Один гармонист молчал. Но как бы в ответ на рассказ старика, он снова тихо заиграл и запел:
Слышен звон бубенцов издалека, –
Это тройки знакомый разбег…
– Ну, мне пора на станцию! – сказал матрос и встал. – Счастливо вам оставаться.
– Прощай, сынок! – ответил ему старик. – Так-то тебя никто и не проводит! Вот незадача! Мне, что ли, пойти?
– Сиди, дед! – отозвалась молоденькая женщина, и в голосе ее что-то тихонько зазвенело. – Я его провожу. Вот с ним, с гармонистом.
– Важно! – ответил гармонист и встал. – Проводим мы его с песней. Пожалуйте, товарищ флотский, вперед!

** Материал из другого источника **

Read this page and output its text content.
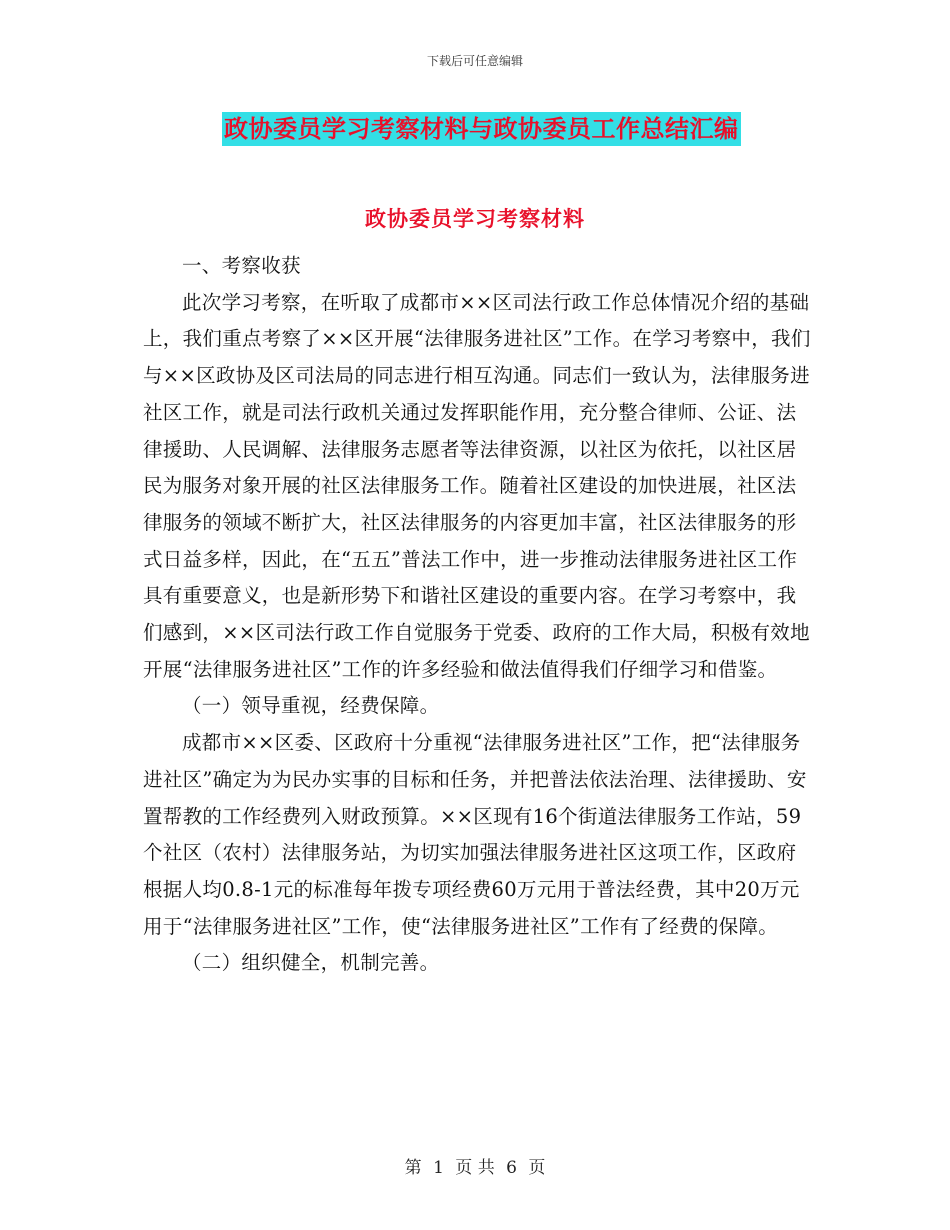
下载后可任意编辑
政协委员学习考察材料与政协委员工作总结汇编
政协委员学习考察材料

一、考察收获

此次学习考察，在听取了成都市××区司法行政工作总体情况介绍的基础上，我们重点考察了××区开展“法律服务进社区”工作。在学习考察中，我们与××区政协及区司法局的同志进行相互沟通。同志们一致认为，法律服务进社区工作，就是司法行政机关通过发挥职能作用，充分整合律师、公证、法律援助、人民调解、法律服务志愿者等法律资源，以社区为依托，以社区居民为服务对象开展的社区法律服务工作。随着社区建设的加快进展，社区法律服务的领域不断扩大，社区法律服务的内容更加丰富，社区法律服务的形式日益多样，因此，在“五五”普法工作中，进一步推动法律服务进社区工作具有重要意义，也是新形势下和谐社区建设的重要内容。在学习考察中，我们感到，××区司法行政工作自觉服务于党委、政府的工作大局，积极有效地开展“法律服务进社区”工作的许多经验和做法值得我们仔细学习和借鉴。

（一）领导重视，经费保障。

成都市××区委、区政府十分重视“法律服务进社区”工作，把“法律服务进社区”确定为为民办实事的目标和任务，并把普法依法治理、法律援助、安置帮教的工作经费列入财政预算。××区现有16个街道法律服务工作站，59个社区（农村）法律服务站，为切实加强法律服务进社区这项工作，区政府根据人均0.8-1元的标准每年拨专项经费60万元用于普法经费，其中20万元用于“法律服务进社区”工作，使“法律服务进社区”工作有了经费的保障。

（二）组织健全，机制完善。

第 1 页 共 6 页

Но матрос пропустил сперва молоденькую женщину и вышел следом за ней. А позади пошел гармонист.
– Ну вот, – сказал старик. – Я не зря про снег поминал. Глядите, как сыплет!
Все взглянули в окно. Крупный отвесный снег валил с неба. Все побелело вокруг. Снег как будто осторожно зажал рот всему живому, – тишина стояла над поселком. Стихли галки, не было слышно паровозных гудков, и только издалека долетал сквозь пелену снега звук гармоники.